Vergil believed that the man believed, and Vergil was willing enough to know (or, at any rate, to believe) that halves of some huge eggs indeed were lying as treasures in the inner shrine of a temple somewhere, it might be anywhere, one could not be sure: but one could for sure be sure that the huge eggs had never come from within the body of any human woman: many names had that great island where lived the great bird whence issued such great egg, greater by far than any mere estridge egg: one had to make a navigation far down “the bluffs and courses of Azania,” fragrant with frankincense, past solitary stinking Zelya-Zayla, past the courting-places of the oliphaunt, and the Region called Agysimbia where the monoceroses assemble for their balloting; and farther down and farther south than that, almost an inhuman distance for an ordinary vessel to make its way — and perhaps no ordinary vessel indeed ever had made it — Hanno’s, yes … Huldah’s, yes — several names that great red island had, such as Camaracada, Phebolia, Cernea, Meruthias and Maddergaunt, Menuthia, Ophir, and the Great Red Island of the Moon: perhaps others yet to him unknow: and Marius the Tyrian had claimed it was no mere island but a continent, and a note to the Aristotle reported that it roamed with huge wild dogs striped like the Horses of the Sun … which all added together might make testimony that the place existed
: testimony … certainly it was not proof … great names aside: perhaps it was not even evidence …

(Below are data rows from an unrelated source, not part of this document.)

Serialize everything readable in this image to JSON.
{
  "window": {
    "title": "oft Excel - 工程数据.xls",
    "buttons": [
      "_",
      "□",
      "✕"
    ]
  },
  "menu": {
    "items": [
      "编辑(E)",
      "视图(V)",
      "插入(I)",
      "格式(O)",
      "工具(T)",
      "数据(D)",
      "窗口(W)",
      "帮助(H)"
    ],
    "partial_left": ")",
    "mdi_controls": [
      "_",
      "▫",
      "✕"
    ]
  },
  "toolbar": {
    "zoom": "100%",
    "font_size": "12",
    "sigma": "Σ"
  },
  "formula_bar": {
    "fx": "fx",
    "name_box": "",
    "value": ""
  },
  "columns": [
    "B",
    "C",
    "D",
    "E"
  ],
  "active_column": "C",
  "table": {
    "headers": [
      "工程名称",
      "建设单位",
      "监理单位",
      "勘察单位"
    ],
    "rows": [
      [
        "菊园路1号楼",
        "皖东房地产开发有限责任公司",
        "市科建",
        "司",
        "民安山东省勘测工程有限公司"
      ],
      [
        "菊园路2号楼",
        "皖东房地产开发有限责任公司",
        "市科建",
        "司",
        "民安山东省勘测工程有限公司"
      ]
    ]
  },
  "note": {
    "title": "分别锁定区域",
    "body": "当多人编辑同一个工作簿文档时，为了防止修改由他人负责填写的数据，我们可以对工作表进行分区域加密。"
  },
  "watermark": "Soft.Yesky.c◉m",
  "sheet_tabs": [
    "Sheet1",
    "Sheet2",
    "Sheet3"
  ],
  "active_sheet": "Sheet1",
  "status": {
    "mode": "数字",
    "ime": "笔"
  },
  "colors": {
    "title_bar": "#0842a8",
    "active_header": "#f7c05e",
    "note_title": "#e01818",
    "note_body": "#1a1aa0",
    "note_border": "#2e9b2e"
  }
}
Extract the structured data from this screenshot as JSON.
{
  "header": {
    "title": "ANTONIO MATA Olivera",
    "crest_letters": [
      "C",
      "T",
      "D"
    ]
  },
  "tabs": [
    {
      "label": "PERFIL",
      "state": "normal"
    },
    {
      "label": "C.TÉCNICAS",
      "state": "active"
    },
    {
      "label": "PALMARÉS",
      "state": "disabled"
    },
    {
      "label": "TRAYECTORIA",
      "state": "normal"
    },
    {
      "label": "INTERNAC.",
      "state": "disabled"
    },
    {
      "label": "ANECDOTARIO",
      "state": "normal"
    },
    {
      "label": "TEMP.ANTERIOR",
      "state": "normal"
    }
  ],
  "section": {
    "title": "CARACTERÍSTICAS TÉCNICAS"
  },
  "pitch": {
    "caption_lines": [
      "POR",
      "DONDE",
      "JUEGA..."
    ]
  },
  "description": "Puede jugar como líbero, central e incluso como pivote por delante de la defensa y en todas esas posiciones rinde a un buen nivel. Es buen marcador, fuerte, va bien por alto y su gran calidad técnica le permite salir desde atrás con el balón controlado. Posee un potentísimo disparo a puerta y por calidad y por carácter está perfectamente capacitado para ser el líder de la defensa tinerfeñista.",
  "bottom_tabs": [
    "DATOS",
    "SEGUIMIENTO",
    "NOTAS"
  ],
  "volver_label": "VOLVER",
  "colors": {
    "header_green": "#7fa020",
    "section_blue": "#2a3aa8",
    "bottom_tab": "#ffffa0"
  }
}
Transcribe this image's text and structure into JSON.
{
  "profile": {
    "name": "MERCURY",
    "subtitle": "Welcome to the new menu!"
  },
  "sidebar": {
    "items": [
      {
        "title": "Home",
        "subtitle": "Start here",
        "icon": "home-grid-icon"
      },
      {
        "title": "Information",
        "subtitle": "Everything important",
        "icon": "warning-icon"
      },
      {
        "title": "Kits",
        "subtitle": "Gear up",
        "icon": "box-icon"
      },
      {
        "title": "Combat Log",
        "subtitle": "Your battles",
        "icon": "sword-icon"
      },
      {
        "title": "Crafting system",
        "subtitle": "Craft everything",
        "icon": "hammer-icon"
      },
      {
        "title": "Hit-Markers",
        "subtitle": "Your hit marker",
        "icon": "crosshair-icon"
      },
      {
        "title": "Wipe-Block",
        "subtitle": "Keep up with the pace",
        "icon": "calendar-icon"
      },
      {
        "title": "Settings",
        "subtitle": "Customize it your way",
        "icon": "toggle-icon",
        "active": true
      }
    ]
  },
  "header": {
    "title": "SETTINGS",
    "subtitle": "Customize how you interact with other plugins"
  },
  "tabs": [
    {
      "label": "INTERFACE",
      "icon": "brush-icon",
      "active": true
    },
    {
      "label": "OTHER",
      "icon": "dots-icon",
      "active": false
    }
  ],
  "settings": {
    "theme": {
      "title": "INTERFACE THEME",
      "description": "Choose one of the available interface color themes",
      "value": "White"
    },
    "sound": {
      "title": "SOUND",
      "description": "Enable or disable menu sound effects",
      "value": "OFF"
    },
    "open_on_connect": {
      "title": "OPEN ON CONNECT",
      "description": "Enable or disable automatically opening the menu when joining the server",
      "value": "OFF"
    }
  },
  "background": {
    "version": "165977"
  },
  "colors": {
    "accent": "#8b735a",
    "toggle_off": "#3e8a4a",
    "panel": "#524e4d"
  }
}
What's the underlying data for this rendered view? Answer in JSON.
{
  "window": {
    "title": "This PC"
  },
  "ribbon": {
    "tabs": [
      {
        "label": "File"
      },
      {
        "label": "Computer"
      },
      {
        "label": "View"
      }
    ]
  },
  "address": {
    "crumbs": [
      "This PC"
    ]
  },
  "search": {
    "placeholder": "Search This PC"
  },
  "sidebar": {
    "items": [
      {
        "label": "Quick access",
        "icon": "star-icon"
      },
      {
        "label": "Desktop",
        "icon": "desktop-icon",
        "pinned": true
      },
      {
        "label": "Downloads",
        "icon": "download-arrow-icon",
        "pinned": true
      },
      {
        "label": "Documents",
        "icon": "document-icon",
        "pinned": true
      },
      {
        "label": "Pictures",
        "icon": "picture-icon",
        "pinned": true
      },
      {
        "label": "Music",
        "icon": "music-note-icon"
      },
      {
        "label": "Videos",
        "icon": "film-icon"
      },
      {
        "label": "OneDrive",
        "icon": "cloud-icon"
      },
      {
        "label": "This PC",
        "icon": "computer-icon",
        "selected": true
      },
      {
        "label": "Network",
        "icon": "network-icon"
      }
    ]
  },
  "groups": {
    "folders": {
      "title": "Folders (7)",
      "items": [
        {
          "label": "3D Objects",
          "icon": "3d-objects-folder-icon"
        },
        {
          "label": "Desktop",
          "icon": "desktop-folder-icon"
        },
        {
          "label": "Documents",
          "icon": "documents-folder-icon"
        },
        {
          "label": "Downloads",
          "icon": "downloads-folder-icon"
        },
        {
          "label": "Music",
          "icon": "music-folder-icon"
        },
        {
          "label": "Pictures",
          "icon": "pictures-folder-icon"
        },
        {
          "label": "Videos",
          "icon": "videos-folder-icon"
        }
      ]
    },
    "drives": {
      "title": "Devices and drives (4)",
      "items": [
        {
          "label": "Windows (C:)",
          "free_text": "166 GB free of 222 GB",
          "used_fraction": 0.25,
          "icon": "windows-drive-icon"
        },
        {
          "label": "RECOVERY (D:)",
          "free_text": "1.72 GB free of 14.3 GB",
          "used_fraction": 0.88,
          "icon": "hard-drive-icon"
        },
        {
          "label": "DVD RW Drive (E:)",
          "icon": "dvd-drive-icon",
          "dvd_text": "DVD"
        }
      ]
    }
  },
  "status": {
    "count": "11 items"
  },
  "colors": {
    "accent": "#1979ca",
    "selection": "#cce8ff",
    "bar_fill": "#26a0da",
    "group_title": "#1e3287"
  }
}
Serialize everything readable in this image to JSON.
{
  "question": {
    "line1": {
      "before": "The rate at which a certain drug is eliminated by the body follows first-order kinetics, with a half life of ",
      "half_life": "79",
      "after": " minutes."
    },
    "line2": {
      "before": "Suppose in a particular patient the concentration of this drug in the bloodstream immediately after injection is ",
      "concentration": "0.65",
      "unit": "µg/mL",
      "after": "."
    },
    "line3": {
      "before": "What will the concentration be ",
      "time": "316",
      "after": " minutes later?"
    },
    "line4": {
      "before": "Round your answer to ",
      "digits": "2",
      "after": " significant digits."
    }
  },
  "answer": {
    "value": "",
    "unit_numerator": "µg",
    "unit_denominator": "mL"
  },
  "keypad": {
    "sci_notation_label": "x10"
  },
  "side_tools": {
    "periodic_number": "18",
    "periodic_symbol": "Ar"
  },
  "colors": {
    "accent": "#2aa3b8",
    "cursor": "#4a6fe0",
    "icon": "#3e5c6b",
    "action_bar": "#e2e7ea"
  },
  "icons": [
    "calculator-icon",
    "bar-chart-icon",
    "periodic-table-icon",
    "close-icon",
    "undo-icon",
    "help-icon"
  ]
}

While he had been yet thinking of this aspect of the matter, and allowing his mind a bit to wander, as one gathering off of thorn-bushes the wool of wild muttons not beherded for the fleecing; the cooper, Bodmi, had been speaking again; and so Vergil, off gathering his wool at the ends of the world, had missed something of what had been said, so was brought up short, and quite in much confusion, by what the man Bodmi was saying now: “ … and so one of the twain must go and be a leper … ” What! What!
Bodmi, as much, perhaps, surprised by his customer’s surprise, broke off what he had been saying, almost droning; sate slightly leaning forward on his banc, one end of the splint he was holding atween his feet, and yet his hands went on with their work, went on, went on, the thin shavings falling upon his shoes: man must do his work though the heavens gin fall: perhaps after all the heavens will not continue falling, but man must continue working, all the same.
“Bodmi,” Vergil began.
“Bodmi: You must have patience with me, now, you won’t forget that I am a foreigner for all that we are both under the rule of Rome: I come from a far-off land …” — Bodmi nodded — “… and though you are kind enough to call me learned, still no man can have learned everything.” — Bodmi nodded — “Tell me then, though I don’t wish to cause you pain: why is it that ‘one of the twins must go and be a leper,’ why, Bodmi, why?”
And so the man began again, though this time, the current of his mind and thoughts having been interrupted, and it being necessary to accept that Vergil did not know everything about the matter, he went on without his previous fluency: broken, halting, slowly, as one who endeavors to explain to a child something which the grown man has known so long he has been without the habit of having to explain it.